The present mayor, Sir Fotherington Trump, is a distant brother of world famous Donald Trump. In a vain attempt to re-create the famous 'Trump Towers,' Fotherington stacked twenty-seven wooden bricks end on end. This impressive structure (known as Trump Two) could be seen from as far away as the village green (approximately a good thirty-seven strides of Big Steve.)
However tragedy struck the Trump Family when their pet beagle, Arthur, knocked it whilst urinating against it and the structure fell on him breaking the name tag off his collar. Evidently the beagle ran for cover and no-one has seen him since.
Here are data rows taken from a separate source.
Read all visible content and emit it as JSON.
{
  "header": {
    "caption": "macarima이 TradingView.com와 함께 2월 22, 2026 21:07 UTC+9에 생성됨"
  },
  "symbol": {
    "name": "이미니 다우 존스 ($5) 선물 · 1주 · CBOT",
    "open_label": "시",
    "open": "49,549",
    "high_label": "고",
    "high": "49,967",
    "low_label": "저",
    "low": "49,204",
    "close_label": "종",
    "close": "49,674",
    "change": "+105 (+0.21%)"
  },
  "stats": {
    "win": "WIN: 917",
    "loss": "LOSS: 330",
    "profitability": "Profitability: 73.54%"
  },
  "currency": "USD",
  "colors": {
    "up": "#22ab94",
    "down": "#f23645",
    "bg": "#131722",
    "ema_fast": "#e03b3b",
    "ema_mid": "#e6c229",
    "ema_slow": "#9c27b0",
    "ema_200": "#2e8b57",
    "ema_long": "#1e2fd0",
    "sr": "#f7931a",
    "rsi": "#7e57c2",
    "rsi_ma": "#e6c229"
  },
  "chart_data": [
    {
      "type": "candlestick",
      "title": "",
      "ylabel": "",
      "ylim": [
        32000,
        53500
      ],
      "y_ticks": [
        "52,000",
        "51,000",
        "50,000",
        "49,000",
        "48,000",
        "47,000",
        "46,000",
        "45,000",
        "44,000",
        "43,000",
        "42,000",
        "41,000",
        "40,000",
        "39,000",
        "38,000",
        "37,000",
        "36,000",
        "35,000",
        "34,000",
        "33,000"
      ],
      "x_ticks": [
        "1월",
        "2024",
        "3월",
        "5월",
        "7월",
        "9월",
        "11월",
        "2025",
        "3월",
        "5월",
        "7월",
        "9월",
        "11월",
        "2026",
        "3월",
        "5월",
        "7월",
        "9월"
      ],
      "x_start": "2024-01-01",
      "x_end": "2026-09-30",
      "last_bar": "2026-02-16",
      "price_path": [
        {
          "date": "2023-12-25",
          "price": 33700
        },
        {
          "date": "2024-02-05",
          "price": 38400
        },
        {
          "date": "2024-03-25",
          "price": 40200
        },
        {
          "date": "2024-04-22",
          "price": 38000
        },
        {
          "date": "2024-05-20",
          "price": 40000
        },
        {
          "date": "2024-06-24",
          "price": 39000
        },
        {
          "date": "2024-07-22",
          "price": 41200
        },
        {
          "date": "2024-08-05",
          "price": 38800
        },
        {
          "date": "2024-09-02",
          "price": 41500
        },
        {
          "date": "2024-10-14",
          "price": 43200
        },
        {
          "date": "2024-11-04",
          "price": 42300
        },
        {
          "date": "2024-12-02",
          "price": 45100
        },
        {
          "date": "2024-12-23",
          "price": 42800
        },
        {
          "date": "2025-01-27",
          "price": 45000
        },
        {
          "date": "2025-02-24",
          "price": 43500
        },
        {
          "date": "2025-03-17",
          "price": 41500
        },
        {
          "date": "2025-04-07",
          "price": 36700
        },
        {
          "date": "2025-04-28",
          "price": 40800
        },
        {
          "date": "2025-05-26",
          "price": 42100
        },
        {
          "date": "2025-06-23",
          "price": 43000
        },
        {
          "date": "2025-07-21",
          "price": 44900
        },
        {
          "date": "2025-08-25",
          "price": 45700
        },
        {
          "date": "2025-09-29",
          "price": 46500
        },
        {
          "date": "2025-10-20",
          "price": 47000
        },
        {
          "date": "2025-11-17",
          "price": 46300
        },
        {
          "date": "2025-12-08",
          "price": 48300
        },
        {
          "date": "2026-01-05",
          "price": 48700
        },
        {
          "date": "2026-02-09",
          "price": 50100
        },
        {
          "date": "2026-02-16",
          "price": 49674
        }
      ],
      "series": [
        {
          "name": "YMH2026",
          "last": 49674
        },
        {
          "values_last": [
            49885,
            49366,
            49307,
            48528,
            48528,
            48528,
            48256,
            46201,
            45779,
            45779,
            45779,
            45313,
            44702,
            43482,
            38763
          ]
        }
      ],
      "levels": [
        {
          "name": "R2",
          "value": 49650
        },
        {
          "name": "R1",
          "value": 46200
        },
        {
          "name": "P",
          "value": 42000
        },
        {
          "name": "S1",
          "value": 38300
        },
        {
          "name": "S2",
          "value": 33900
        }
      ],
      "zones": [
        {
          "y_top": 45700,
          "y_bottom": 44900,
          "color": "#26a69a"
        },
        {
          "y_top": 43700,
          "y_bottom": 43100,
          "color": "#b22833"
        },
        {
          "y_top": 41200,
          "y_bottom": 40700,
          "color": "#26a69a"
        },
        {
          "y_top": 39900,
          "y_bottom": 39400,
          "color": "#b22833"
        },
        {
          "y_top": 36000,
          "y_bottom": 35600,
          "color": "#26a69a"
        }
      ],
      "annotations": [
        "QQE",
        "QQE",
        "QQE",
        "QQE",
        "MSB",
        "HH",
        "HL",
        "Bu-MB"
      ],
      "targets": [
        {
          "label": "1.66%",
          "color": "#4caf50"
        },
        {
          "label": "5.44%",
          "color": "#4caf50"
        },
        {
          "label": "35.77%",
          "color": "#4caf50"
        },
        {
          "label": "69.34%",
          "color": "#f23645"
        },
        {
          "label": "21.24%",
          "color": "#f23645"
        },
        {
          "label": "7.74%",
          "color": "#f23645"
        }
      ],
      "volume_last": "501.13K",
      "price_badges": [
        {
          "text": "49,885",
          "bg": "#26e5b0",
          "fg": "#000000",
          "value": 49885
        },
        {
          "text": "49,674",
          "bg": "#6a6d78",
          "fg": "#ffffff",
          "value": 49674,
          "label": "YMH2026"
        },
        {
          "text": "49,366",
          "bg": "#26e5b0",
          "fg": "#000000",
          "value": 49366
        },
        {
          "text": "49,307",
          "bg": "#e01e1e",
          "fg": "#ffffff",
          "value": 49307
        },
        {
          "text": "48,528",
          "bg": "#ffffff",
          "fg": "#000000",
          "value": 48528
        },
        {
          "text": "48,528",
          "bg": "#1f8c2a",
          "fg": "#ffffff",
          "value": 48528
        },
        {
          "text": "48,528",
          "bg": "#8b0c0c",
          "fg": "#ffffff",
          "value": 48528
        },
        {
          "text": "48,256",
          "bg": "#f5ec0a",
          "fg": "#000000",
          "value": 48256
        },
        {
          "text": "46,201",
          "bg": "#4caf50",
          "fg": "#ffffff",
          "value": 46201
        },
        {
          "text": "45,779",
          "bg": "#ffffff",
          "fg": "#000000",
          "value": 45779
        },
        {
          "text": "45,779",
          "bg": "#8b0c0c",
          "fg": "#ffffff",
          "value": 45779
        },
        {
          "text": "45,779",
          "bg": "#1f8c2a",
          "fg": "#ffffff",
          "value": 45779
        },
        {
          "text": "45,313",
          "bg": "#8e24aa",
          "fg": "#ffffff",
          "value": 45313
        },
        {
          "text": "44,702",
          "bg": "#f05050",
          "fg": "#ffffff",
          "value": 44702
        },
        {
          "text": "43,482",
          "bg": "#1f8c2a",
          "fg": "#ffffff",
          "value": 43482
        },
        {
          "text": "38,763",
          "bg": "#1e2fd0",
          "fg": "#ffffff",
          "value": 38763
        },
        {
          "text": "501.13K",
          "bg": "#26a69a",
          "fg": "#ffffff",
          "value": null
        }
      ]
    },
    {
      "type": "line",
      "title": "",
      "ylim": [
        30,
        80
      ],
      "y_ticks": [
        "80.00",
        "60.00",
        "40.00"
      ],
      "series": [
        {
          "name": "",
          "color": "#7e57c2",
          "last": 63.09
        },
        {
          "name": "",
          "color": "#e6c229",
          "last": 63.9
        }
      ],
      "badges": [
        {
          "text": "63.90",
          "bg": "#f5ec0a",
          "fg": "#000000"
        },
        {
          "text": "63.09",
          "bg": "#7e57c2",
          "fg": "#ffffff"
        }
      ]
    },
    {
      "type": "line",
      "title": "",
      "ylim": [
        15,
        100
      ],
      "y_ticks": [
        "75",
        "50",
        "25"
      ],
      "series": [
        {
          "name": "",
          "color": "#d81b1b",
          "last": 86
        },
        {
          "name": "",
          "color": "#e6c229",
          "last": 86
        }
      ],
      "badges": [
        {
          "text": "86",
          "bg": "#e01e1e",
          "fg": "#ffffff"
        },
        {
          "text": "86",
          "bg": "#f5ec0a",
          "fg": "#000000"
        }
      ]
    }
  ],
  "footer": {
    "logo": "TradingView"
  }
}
Sir Fotherington's niece has stated, on record (or possibly CD), that she believes Arthur will return when 'He gets hungry and wants his din-din nibbles.'
[edit] Sites of Interest
Several holy sites have been built within the town limits. The most famous of these would have to be Saint Heralds Church of the Holy Related Incident. No one has any memory of what the related incident was and all record of it was lost when one of the choir boys burnt the church down whilst playing with action men (like GI Joe but British).
The Sepulchre of Saint Cnrwygdu is on the edge of town. The Saint lived from 1051 to 1109, and was canonized by Pope Grenadine IIVXIIV for the miraculous feat of multiplying a single pint of stout into enough to get the whole town of Wittinghermandershire drunk as lords. This, said the Pope, was just like the Biblical miracle of the loaves and fishes but alcoholic instead. Modern research suggests that Cnrwygdu simply bought twenty cases of stout from the nearby town of Runnyboyle-Under-Gurdel and sneaked it into the pub through the back door.